/*
2^x mod n = 1
Time Limit: 2000/1000 MS (Java/Others)    Memory Limit: 65536/32768 K (Java/Others)
Total Submission(s): 11800    Accepted Submission(s): 3673
Problem Description
Give a number n, find the minimum x(x>0) that satisfies 2^x mod n = 1.

Input
One positive integer on each line, the value of n.

Output
If the minimum x exists, print a line with 2^x mod n = 1.

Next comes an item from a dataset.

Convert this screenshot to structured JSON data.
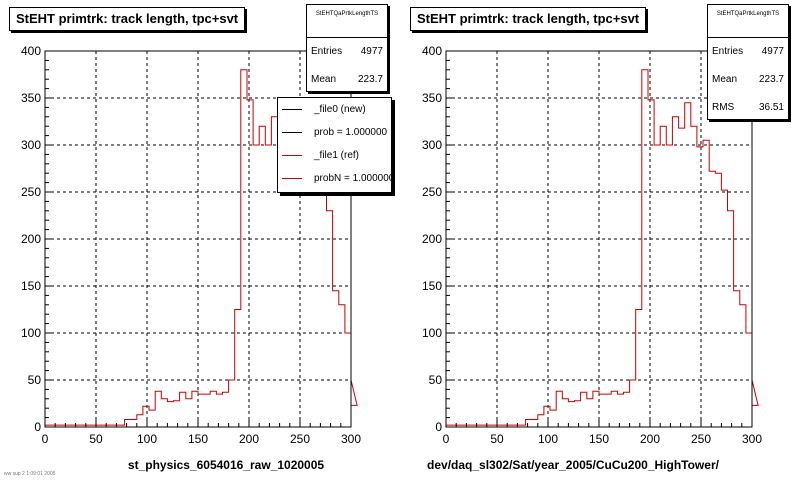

Print 2^? mod n = 1 otherwise.

You should replace x and n with specific numbers.

Sample Input
2
5
 

Sample Output
2^? mod 2 = 1
2^4 mod 5 = 1

*/
#include<stdio.h>
int main(){
 int i,j,n,s;
 while(~scanf("%d",&n)){
  if(n==1||n%2==0)  printf("2^? mod %d = 1\n",n);
  else{
   __int64  s=1;
   int i;
   for(i=1;;i++){
    s*=2;
    s%=n;        //控制s的值在一定范围内，乘2的同时对n取余
    if(s==1){    //  if(s%n==1)
     break;
    }
    
   }
   printf("2^%d mod %d = 1\n",i,n);
  }
 }
 return 0;
}